La conduite en état d’ivresse est considérée comme établie par le Code de la route dans cinq hypothèses :
- Si le conducteur d’un véhicule de transport en commun a une concentration d’alcool dans le sang au moins égale à 0,20 g/l et inférieure à 0,80 g/l ou si la concentration d’alcool dans l’air qu’il expire est au moins égale à 0,10 mg/l et inférieure à 0,40 mg/l (art. R. 234-1 du Code de la route) - Si l’automobiliste a une concentration d’alcool dans le sang au moins égale à 0,50 g/l et inférieure à 0,80 g/l ou si la concentration d’alcool dans l’air qu’il expire est au moins égale à 0,25 mg/l et inférieure à 0,40 mg/l (art.

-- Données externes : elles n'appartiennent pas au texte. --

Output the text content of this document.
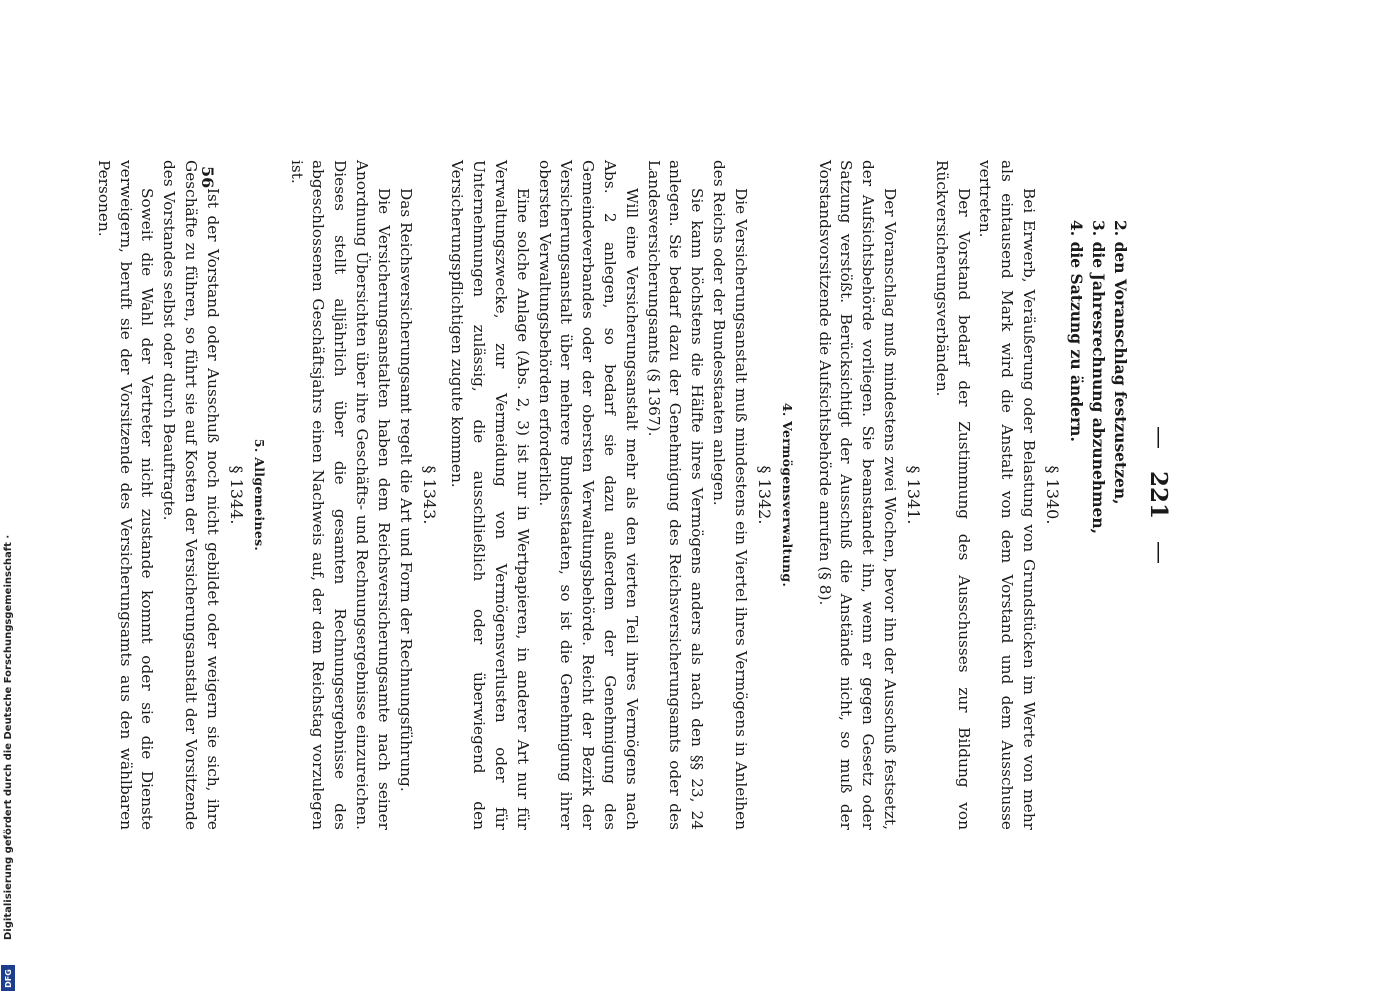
—
221
—
2. den Voranschlag festzusetzen,
3. die Jahresrechnung abzunehmen,
4. die Satzung zu ändern.
§ 1340.

Bei Erwerb, Veräußerung oder Belastung von Grundstücken im Werte von mehr als eintausend Mark wird die Anstalt von dem Vorstand und dem Ausschusse vertreten.

Der Vorstand bedarf der Zustimmung des Ausschusses zur Bildung von Rückversicherungsverbänden.

§ 1341.

Der Voranschlag muß mindestens zwei Wochen, bevor ihn der Ausschuß festsetzt, der Aufsichtsbehörde vorliegen. Sie beanstandet ihn, wenn er gegen Gesetz oder Satzung verstößt. Berücksichtigt der Ausschuß die Anstände nicht, so muß der Vorstandsvorsitzende die Aufsichtsbehörde anrufen (§ 8).

4. Vermögensverwaltung.
§ 1342.

Die Versicherungsanstalt muß mindestens ein Viertel ihres Vermögens in Anleihen des Reichs oder der Bundesstaaten anlegen.

Sie kann höchstens die Hälfte ihres Vermögens anders als nach den §§ 23, 24 anlegen. Sie bedarf dazu der Genehmigung des Reichsversicherungsamts oder des Landesversicherungsamts (§ 1367).

Will eine Versicherungsanstalt mehr als den vierten Teil ihres Vermögens nach Abs. 2 anlegen, so bedarf sie dazu außerdem der Genehmigung des Gemeindeverbandes oder der obersten Verwaltungsbehörde. Reicht der Bezirk der Versicherungsanstalt über mehrere Bundesstaaten, so ist die Genehmigung ihrer obersten Verwaltungsbehörden erforderlich.

Eine solche Anlage (Abs. 2, 3) ist nur in Wertpapieren, in anderer Art nur für Verwaltungszwecke, zur Vermeidung von Vermögensverlusten oder für Unternehmungen zulässig, die ausschließlich oder überwiegend den Versicherungspflichtigen zugute kommen.

§ 1343.

Das Reichsversicherungsamt regelt die Art und Form der Rechnungsführung.

Die Versicherungsanstalten haben dem Reichsversicherungsamte nach seiner Anordnung Übersichten über ihre Geschäfts- und Rechnungsergebnisse einzureichen. Dieses stellt alljährlich über die gesamten Rechnungsergebnisse des abgeschlossenen Geschäftsjahrs einen Nachweis auf, der dem Reichstag vorzulegen ist.

5. Allgemeines.
§ 1344.

Ist der Vorstand oder Ausschuß noch nicht gebildet oder weigern sie sich, ihre Geschäfte zu führen, so führt sie auf Kosten der Versicherungsanstalt der Vorsitzende des Vorstandes selbst oder durch Beauftragte.

Soweit die Wahl der Vertreter nicht zustande kommt oder sie die Dienste verweigern, beruft sie der Vorsitzende des Versicherungsamts aus den wählbaren Personen.	56
Digitalisierung gefördert durch die Deutsche Forschungsgemeinschaft ·
DFG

R. 234-1 du Code de la route) Dans ces deux premières hypothèses, l’infraction est sanctionnée par : - une contravention de 4ème classe ; - une perte de 6 points ; - une suspension du permis de conduire pour une période de 3 ans maximum. Cette suspension peut toutefois être limitée à la conduite en dehors de l’activité professionnelle (art. R. 234-1 du Code de la route). - une immobilisation du véhicule décidée par le maire ou l’officier de police judiciaire territorialement compétent (art. R. 234-1 du Code de la route renvoyant aux art. L. 325-1 à L. 325-3 du Code de la route).
- Si l’automobiliste a une concentration d’alcool dans le sang au moins égale à 0,80 g/l ou si la concentration d’alcool dans l’air qu’il expire est au moins égale à 0,40 mg/l (art. L. 234-1 du Code de la route)

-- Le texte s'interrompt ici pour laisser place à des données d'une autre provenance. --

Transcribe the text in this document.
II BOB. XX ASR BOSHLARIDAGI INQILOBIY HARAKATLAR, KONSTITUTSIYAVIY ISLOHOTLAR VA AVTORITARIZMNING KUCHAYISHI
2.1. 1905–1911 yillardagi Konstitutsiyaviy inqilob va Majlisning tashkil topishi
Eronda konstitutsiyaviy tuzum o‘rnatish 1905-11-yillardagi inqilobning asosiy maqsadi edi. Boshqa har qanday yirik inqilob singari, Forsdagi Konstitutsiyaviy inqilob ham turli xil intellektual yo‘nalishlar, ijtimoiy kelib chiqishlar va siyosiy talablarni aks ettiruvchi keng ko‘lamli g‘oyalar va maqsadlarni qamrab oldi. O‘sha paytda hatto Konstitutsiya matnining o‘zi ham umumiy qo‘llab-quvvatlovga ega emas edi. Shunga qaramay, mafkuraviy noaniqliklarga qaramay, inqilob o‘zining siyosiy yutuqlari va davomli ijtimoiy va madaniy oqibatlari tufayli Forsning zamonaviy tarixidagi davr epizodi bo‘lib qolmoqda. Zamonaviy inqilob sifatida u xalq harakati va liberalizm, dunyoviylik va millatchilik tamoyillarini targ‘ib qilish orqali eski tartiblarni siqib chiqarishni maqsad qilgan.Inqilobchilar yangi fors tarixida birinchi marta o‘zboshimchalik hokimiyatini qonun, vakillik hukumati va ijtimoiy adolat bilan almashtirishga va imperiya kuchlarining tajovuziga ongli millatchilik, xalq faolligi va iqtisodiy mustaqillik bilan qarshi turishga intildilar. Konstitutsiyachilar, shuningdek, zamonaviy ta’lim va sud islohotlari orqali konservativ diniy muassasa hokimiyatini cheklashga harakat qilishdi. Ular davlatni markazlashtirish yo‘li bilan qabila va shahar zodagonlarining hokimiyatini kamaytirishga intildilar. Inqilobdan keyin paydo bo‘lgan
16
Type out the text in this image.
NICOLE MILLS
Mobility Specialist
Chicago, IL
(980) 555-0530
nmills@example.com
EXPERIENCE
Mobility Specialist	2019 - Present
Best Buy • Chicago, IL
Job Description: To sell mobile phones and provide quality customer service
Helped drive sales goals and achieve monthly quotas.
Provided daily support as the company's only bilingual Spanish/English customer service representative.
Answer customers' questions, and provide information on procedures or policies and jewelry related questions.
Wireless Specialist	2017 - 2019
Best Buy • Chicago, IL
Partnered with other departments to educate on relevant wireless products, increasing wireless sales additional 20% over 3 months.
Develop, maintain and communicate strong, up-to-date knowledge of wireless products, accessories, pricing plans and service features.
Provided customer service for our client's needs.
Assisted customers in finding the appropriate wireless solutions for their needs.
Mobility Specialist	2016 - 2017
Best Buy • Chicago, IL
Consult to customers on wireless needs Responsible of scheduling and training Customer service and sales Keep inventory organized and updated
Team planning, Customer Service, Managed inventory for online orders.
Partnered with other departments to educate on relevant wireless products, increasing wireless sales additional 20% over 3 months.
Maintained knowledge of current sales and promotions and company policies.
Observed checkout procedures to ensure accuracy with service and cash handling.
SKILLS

- Si l’automobiliste conduit en état d’ivresse manifeste (art. L. 234-1 du Code de la route) ;
- Si l’automobiliste refuse de se soumettre aux contrôles d’alcoolémie (art. L. 234-8 du Code de la route). Dans ces trois dernières hypothèses, l’infraction est sanctionnée par : - une amende d’un montant maximal de 4500 euros ; - une peine de prison d’un durée de 2 an maximum ; - une perte de 6 points ; - des peines complémentaires (art. L. 234-2 du Code de la route) - une suspension du permis de conduire pour une période maximale de 3 ans maximum ; Cette suspension ne peut pas être limitée à la conduite en dehors de l’activité professionnelle et ne peut faire l’objet d’aucun sursis même partiel. - une annulation du permis de conduire avec interdiction de repasser le permis pendant une période de 5 années ; - l’interdiction de conduire certains véhicules à moteur pendant une période maximale de 5 ans ; - l’obligation de suivre un stage de sensibilisation à la sécurité routière - un travail d’intérêt général - une peine de jours-amendes - la confiscation du véhicule (art. 131-6 du Code pénal).